DETAILED DESCRIPTION OF THE INVENTION

[0030] A first aspect of the present invention relates to a pharmaceutical composition comprising: [0031] (a) a compound of the formula:

##STR00002## [0032] (hereinafter: Compound A) or a pharmaceutically acceptable salt thereof; [0033] (b) at least one HMG CoA reductase inhibitor or a pharmaceutically acceptable salt thereof; and [0034] (c) one or more pharmaceutically acceptable excipients.

[0035] Compound A as such has already been described in the European patent application EP1730152, wherein it has been identified as a CETP-inhibitor among many other CETP-inhibitors. Surprisingly, clinical studies have now shown that compared to other known CETP-inhibitors only a relatively low dose of Compound A is needed to significantly increase the HDL-C concentration and significantly lower the LDL-C concentration. This makes Compound A particularly suitable to be used in combination with other pharmaceutically active compounds.

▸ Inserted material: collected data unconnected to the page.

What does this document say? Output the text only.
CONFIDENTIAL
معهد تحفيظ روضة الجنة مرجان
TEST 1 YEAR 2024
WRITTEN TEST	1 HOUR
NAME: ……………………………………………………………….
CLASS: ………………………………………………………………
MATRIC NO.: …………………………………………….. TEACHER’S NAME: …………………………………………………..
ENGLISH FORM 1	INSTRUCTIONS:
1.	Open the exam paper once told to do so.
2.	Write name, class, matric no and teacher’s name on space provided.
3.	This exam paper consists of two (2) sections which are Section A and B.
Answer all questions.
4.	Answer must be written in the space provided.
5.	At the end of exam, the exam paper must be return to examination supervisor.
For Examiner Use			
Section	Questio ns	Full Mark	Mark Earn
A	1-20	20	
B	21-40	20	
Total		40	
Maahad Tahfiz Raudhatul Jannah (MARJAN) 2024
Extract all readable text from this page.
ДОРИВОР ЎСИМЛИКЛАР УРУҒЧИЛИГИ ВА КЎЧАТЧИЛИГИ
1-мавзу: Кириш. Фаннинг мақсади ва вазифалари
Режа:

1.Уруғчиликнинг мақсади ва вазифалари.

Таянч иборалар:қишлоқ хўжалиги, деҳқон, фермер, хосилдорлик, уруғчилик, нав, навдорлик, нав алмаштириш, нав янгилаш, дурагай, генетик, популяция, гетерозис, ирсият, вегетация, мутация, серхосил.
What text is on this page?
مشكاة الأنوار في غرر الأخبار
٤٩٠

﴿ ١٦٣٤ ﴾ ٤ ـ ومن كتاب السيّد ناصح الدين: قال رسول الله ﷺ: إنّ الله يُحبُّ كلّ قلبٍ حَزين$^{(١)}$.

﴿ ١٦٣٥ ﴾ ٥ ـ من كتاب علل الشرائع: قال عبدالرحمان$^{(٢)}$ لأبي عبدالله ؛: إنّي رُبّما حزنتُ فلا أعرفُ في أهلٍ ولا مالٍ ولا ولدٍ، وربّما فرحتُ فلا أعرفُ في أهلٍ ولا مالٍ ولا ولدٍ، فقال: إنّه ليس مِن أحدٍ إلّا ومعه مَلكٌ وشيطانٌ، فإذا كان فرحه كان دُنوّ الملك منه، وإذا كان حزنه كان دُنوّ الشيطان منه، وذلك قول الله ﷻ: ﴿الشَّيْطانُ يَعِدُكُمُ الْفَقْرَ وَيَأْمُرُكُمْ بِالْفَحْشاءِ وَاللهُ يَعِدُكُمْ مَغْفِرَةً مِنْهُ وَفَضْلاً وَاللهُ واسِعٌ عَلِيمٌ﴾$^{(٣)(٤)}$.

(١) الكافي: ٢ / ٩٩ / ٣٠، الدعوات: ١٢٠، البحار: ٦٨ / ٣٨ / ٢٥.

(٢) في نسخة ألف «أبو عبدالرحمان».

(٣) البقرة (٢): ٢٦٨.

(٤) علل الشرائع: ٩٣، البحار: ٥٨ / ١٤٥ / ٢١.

[0036] It has now surprisingly been shown in clinical studies that combining Compound A with HMG CoA reductase inhibitors gives a synergistic effect with respect to the lowering of the LDL-C concentration in blood. In other words, when Compound A is used in combination with a HMG CoA reductase inhibitor, such as atorvastatin or rosuvastatin, the LDL-C concentration decreases more than when these compounds are used separately. Moreover, no serious side effects have been observed by using a combination of these compounds.

[0037] The pharmaceutical composition according to the present invention is therefore preferably used in the treatment of subjects suffering from or having an increased risk for cardiovascular diseases. Said pharmaceutical composition is more preferably used in the treatment of subjects suffering from or having an increased risk for hyperlipidemia or mixed dyslipidemia.

[0038] Furthermore, with the present invention it is possible to use a lower dose of HMG CoA reductase inhibitor than conventionally used, thereby overcoming possible intolerance to these types of inhibitors. In addition, it has also been found that Compound A alone and in combination with statins enhanced the ability of serum to promote cholesterol efflux. As has been described in Niesor E J, et al., Cardiovasc Drugs Ther. 2015 Feb;29(1):7-14, statins generally have a tendency to decrease cholesterol efflux. It has now remarkably been found that this can be avoided when said statins are used in combination with Compound A.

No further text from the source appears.